Acalabrutinib is an anticancer medicine containing the active constituent acalabrutinib. It belongs to a class of drugs called Bruton’s tyrosine kinase (BTK) inhibitors. Acalabrutinib was first approved by the U.S. Food and Drug Administration (FDA) on October 31, 2017, to treat adult patients with mantle cell lymphoma who have received at least one prior therapy. It was later approved by the FDA on August 17, 2020, for the treatment of adult patients with chronic lymphocytic leukemia or small lymphocytic lymphoma.

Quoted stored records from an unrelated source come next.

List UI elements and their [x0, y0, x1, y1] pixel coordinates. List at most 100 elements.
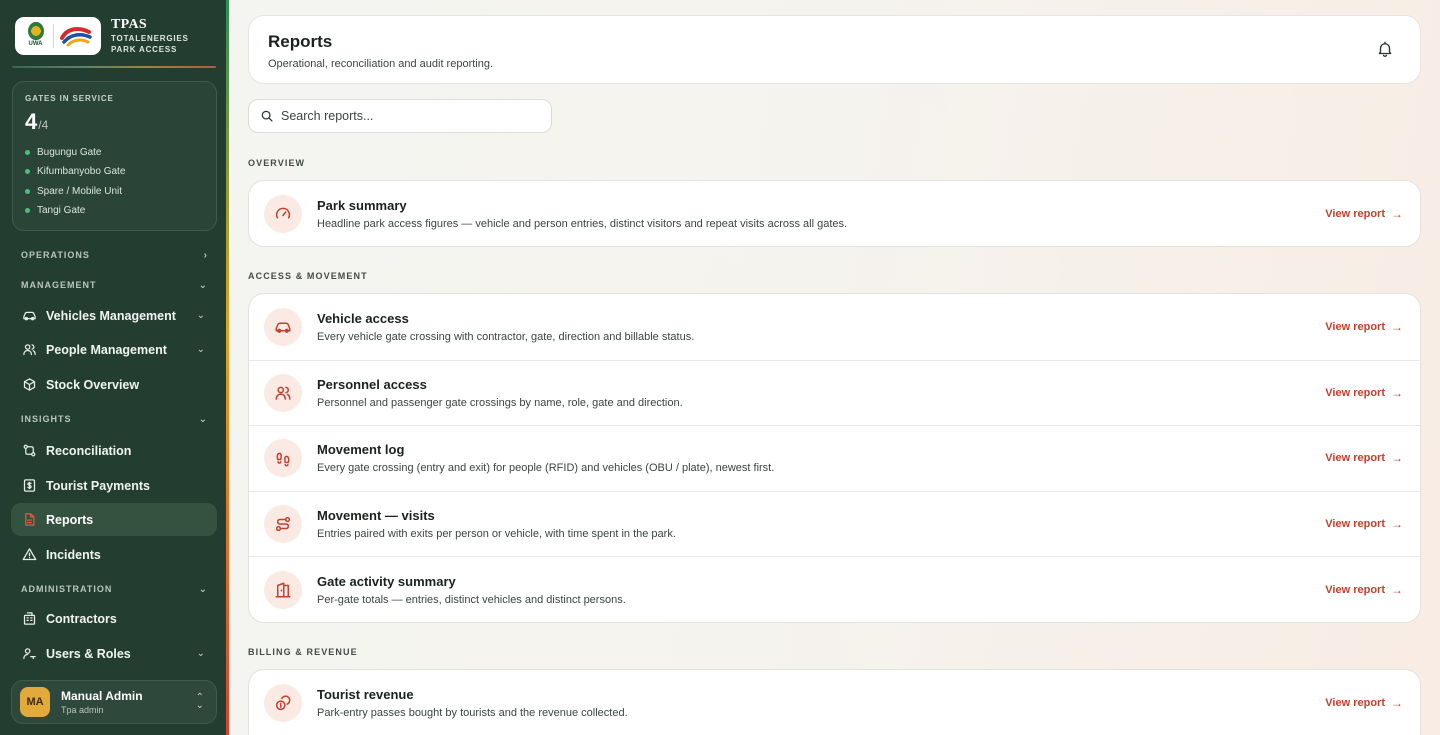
bell-icon[interactable]	[1376, 40, 1394, 58]
view-report-label: View report	[1325, 583, 1385, 596]
report-description: Per-gate totals — entries, distinct vehi…	[317, 593, 626, 606]
chevron-down-icon: ⌄	[196, 344, 205, 355]
page-title: Reports	[268, 32, 333, 51]
gate-name: Bugungu Gate	[37, 147, 102, 159]
building-icon	[21, 611, 37, 627]
report-row-movement-log[interactable]: Movement log Every gate crossing (entry …	[249, 425, 1420, 491]
report-description: Headline park access figures — vehicle a…	[317, 217, 848, 230]
car-icon	[264, 307, 302, 346]
nav-item-stock-overview[interactable]: Stock Overview	[11, 368, 217, 401]
gate-list: Bugungu Gate Kifumbanyobo Gate Spare / M…	[25, 143, 204, 220]
chevron-down-icon: ⌄	[198, 413, 207, 425]
nav-item-users-roles[interactable]: Users & Roles ⌄	[11, 637, 217, 670]
coins-icon	[264, 683, 302, 722]
uwa-logo: UWA	[24, 22, 48, 50]
nav-item-label: Vehicles Management	[46, 308, 176, 323]
report-row-tourist-revenue[interactable]: Tourist revenue Park-entry passes bought…	[249, 670, 1420, 735]
user-key-icon	[21, 646, 37, 662]
nav-item-people-management[interactable]: People Management ⌄	[11, 333, 217, 366]
section-heading-overview: OVERVIEW	[248, 158, 306, 168]
nav-section-label: OPERATIONS	[21, 250, 90, 260]
gauge-icon	[264, 194, 302, 233]
nav-item-label: Incidents	[46, 547, 101, 562]
box-icon	[21, 377, 37, 393]
report-row-gate-activity-summary[interactable]: Gate activity summary Per-gate totals — …	[249, 556, 1420, 622]
nav-section-management[interactable]: MANAGEMENT ⌄	[21, 278, 207, 292]
report-row-personnel-access[interactable]: Personnel access Personnel and passenger…	[249, 359, 1420, 426]
user-name: Manual Admin	[61, 689, 143, 703]
gate-item: Tangi Gate	[25, 201, 204, 220]
report-row-vehicle-access[interactable]: Vehicle access Every vehicle gate crossi…	[249, 294, 1420, 360]
report-group-access: Vehicle access Every vehicle gate crossi…	[248, 293, 1421, 623]
sidebar-accent-edge	[226, 0, 229, 735]
report-row-park-summary[interactable]: Park summary Headline park access figure…	[249, 181, 1420, 246]
user-menu[interactable]: MA Manual Admin Tpa admin ⌃ ⌄	[11, 680, 217, 724]
arrow-right-icon: →	[1391, 319, 1403, 334]
nav-item-tourist-payments[interactable]: Tourist Payments	[11, 469, 217, 502]
nav-section-administration[interactable]: ADMINISTRATION ⌄	[21, 582, 207, 596]
report-title: Personnel access	[317, 376, 427, 392]
report-title: Movement log	[317, 442, 405, 458]
avatar: MA	[20, 687, 50, 717]
gates-count: 4 /4	[25, 109, 204, 135]
section-heading-billing: BILLING & REVENUE	[248, 647, 358, 657]
view-report-label: View report	[1325, 386, 1385, 399]
report-description: Personnel and passenger gate crossings b…	[317, 396, 683, 409]
view-report-link[interactable]: View report →	[1325, 386, 1403, 400]
reconciliation-icon	[21, 443, 37, 459]
file-report-icon	[21, 512, 37, 528]
gate-name: Spare / Mobile Unit	[37, 185, 123, 197]
nav-section-operations[interactable]: OPERATIONS ›	[21, 248, 207, 262]
gate-icon	[264, 570, 302, 609]
brand-divider	[12, 66, 216, 68]
arrow-right-icon: →	[1391, 695, 1403, 710]
status-dot-icon	[25, 169, 30, 175]
arrow-right-icon: →	[1391, 206, 1403, 221]
brand-logos: UWA	[15, 17, 101, 55]
report-title: Park summary	[317, 197, 407, 213]
nav-item-vehicles-management[interactable]: Vehicles Management ⌄	[11, 299, 217, 332]
view-report-link[interactable]: View report →	[1325, 696, 1403, 710]
users-icon	[21, 342, 37, 358]
chevron-down-icon: ⌄	[196, 310, 205, 321]
view-report-link[interactable]: View report →	[1325, 451, 1403, 465]
search-input[interactable]	[281, 109, 541, 123]
gate-item: Bugungu Gate	[25, 143, 204, 162]
report-description: Entries paired with exits per person or …	[317, 528, 676, 541]
gate-item: Spare / Mobile Unit	[25, 182, 204, 201]
nav-item-label: Users & Roles	[46, 646, 131, 661]
status-dot-icon	[25, 188, 30, 194]
status-dot-icon	[25, 150, 30, 156]
user-role: Tpa admin	[61, 705, 104, 715]
view-report-link[interactable]: View report →	[1325, 517, 1403, 531]
view-report-link[interactable]: View report →	[1325, 320, 1403, 334]
nav-item-reports[interactable]: Reports	[11, 503, 217, 536]
nav-section-label: ADMINISTRATION	[21, 584, 113, 594]
view-report-label: View report	[1325, 696, 1385, 709]
gates-label: GATES IN SERVICE	[25, 94, 114, 103]
gates-in-service-card: GATES IN SERVICE 4 /4 Bugungu Gate Kifum…	[12, 81, 217, 231]
nav-item-label: Reconciliation	[46, 443, 132, 458]
search-box[interactable]	[248, 99, 552, 133]
view-report-label: View report	[1325, 207, 1385, 220]
nav-item-incidents[interactable]: Incidents	[11, 538, 217, 571]
report-group-billing: Tourist revenue Park-entry passes bought…	[248, 669, 1421, 735]
brand-title: TPAS	[111, 17, 147, 32]
nav-section-insights[interactable]: INSIGHTS ⌄	[21, 412, 207, 426]
nav-item-contractors[interactable]: Contractors	[11, 602, 217, 635]
gate-name: Tangi Gate	[37, 205, 86, 217]
brand[interactable]: UWA TPAS TOTALENERGIES PARK ACCESS	[15, 16, 189, 56]
arrow-right-icon: →	[1391, 582, 1403, 597]
chevron-right-icon: ›	[203, 249, 207, 261]
report-row-movement-visits[interactable]: Movement — visits Entries paired with ex…	[249, 490, 1420, 557]
sidebar: UWA TPAS TOTALENERGIES PARK ACCESS GATES…	[0, 0, 228, 735]
page-subtitle: Operational, reconciliation and audit re…	[268, 58, 494, 70]
nav-item-label: Reports	[46, 512, 94, 527]
gate-name: Kifumbanyobo Gate	[37, 166, 126, 178]
view-report-link[interactable]: View report →	[1325, 583, 1403, 597]
nav-item-reconciliation[interactable]: Reconciliation	[11, 434, 217, 467]
search-icon	[261, 110, 273, 122]
nav-section-label: INSIGHTS	[21, 414, 72, 424]
chevron-up-down-icon: ⌃ ⌄	[195, 692, 204, 711]
view-report-link[interactable]: View report →	[1325, 207, 1403, 221]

Mechanism of Action of Acalabrutinib

The mechanism of acalabrutinib, inhibits the activity of Bruton’s tyrosine kinase (BTK). This protein is essential for the survival and growth of cancer cells in certain types of lymphomas and leukemias. By blocking BTK, it can help to slow down or even stop the growth and spread of cancer cells, which can lead to a reduction in tumor size, an improvement in symptoms, and a delay in disease progression.

Uses of Acalabrutinib

Acalabrutinib is used to treat mantle cell lymphoma (MCL), chronic lymphocytic leukemia (CLL), and small lymphocytic lymphoma (SLL). MCL, CLL, and SLL are cancers of the white blood cells called lymphocytes that are part of the immune system.

Acalabrutinib Dosage available

Acalabrutinib is typically administered through injection by a healthcare provider. The specific method of administration may vary depending on the condition being treated and the healthcare provider’s instructions. If a dose is missed, the patient should contact their healthcare provider for further instructions.